Wednesday 5 June 2013

3 weeks to go

So the moving company comes on the 26th - and I almost wish they would come sooner so I wouldn't have to live among these boxes anymore!  Drop off date is July 4th and Telus is coming that day as well - Thank God for a great friend who is willing to supervise for me and Corey while we sneak away!

Am I nervous?  Corey asked me that yesterday and I said no.  But I kind of am.  Nervous about starting a new adventure is natural I think.  If I weren't nervous at all then I would seriously think something is wrong with me.  Also nervous that being away from my extended family and friends will be hard.  And missing Corey when he is at work won't be easy.  But I am friendly, honest, kind and somewhat outgoing - lol have to be or I never would have met Corey.  So I might not make dozens of friends but I have no doubt that I will make friends and that will help me feel settled.

But we already have company coming to visit us in July.  And we already have our first date planned :) going to Seattle for Independence Day!  Can't wait!!  Never been to a July 4th celebration and as it is only a ferry ride away from our new home I told Corey we were going there :)  Actually what I told him was I was going and he can join me lol either way this Canadian girl is going down the the US to see what they celebrate like on July 4th :)

So really this move so far just seems like an extended vacation for me.  It hasn't really sunk in that this will be where I call home.  Maybe once I am out there and my stuff is all unpacked and put away and the surroundings become more familiar it won't seem like a holiday.  But then maybe it always will because we are moving to probably one of the most beautiful places in Canada.

And I am so lucky that my children are excited about moving out there and trying new things and because I am moving with a man that is sweet, considerate, funny and made perfectly for me, can't believe how truly happy the last 21 months have been for me.  Maybe the reason I didn't move out there right out of high school was because I would have missed meeting him.  There are a lot of maybe's in this world - this I have no doubt - but sometimes those maybe's are where you find your true happiness is hidden.  Maybe just maybe I got it right in this life.

Still busy around here - now our house is surrounded by road construction and the city is finally working on the water main break that was 100 feet from our house.  Talk about stress - but the moving company said not to worry - even if the road was blocked off on the one end, they would just back their truck in.

Almost all baseball tournaments are finished for the kids - just city finals to go.  Soccer tournament and Sierra's birthday party this weekend.  Then their year end dance recital the following weekend.  The month of June always goes so fast now.  In 2000 I can tell you that it crawled by waiting for my little girl to arrive, who decided to take her sweet time and come 11 days late.  Can't believe she is going to be 13 this month!

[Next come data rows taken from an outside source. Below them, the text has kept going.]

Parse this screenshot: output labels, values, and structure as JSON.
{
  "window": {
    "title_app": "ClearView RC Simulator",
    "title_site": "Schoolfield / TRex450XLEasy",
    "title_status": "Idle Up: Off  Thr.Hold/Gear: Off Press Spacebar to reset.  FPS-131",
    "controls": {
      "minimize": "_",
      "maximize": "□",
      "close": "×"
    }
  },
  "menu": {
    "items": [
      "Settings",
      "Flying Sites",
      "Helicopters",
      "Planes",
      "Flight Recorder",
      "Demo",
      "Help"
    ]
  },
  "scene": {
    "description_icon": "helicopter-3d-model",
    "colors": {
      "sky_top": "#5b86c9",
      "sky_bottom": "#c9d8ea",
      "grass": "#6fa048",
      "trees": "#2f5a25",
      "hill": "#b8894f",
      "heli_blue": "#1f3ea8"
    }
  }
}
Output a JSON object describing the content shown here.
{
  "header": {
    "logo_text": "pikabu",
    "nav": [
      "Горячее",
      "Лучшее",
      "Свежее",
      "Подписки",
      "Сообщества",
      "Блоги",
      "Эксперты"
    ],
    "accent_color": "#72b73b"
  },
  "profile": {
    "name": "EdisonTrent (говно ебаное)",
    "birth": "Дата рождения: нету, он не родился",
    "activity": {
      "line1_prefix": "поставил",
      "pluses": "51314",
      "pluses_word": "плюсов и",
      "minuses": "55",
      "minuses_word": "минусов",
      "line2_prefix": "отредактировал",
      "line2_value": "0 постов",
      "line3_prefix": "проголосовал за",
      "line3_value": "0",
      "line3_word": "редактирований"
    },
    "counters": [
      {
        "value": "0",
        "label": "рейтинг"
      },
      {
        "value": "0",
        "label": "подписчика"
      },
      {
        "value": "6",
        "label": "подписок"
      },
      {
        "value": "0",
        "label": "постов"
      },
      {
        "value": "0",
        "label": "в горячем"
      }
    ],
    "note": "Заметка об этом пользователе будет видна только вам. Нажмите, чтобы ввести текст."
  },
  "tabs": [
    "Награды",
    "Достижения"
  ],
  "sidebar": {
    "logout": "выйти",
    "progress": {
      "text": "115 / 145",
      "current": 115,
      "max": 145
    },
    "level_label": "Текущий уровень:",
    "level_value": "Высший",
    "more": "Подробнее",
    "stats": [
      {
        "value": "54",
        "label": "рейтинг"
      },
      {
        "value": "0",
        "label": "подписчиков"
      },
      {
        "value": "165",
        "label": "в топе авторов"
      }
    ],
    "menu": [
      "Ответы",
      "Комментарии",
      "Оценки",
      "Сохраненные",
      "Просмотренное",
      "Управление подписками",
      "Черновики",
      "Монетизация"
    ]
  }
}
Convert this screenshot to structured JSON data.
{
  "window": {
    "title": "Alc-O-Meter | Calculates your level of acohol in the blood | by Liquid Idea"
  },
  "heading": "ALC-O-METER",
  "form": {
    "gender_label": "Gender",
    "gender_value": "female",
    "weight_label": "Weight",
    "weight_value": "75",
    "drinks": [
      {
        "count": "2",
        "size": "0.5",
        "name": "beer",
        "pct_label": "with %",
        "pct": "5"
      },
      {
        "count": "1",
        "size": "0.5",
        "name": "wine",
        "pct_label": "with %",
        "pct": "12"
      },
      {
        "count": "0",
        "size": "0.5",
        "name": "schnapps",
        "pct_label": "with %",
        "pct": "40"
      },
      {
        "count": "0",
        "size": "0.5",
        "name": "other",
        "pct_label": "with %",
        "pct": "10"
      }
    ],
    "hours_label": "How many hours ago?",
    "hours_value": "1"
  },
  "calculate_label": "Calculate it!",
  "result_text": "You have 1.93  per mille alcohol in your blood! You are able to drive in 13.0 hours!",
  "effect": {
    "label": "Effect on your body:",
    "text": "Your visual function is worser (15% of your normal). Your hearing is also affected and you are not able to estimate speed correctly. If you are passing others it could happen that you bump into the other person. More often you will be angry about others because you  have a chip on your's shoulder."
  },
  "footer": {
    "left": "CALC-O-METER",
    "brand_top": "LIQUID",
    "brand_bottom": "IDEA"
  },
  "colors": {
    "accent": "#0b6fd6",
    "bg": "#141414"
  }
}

Funny how I never really liked Edmonton, but managed to stay here 6 years this time before moving and this time I cannot wait to get out of here!  Maybe I am just noticing it more now that I have a beautiful destination to go to, but this city is dirty.  It is run down, the roads suck, the people are rude, the city does nothing with the homeless that consistently roam through peoples yards or set up living quarters in the residential alleys, the crime rate seems to be on the rise.  It is getting so bad here that I no longer see anything of beauty here - except the skyline -but maybe thats just because to see it you have to put some distance between you and it.

I am definitely going to miss my friends here, and I think the thing I am going to miss the most is being only a 3 hour drive away from Corey.  Definitely made it nice when I could drive up and surprise him.  Course I still can, just gonna take me 4.5 hours and the cost of a flight and rental car lol one never knows - I am crazy enough to do it whenever possible ;)

And soon enough my dream will be completed and I will have the ones I love standing beside me the whole way there.  So the journey isn't all in Alberta - doesn't mean I won't ever return, just means for a short period in my life I am going to live on the island and learn to be more relaxed and spend more time outdoors with my family. And maybe just maybe this Alberta girl will want to stay out there forever.

Maybe BC isn't so bad - I definitely can think of worse places to live......no offence to anyone.....but anywhere east  or north of Alberta would definitely be worse!!!


Off to get the kids to school, then supper and baseball!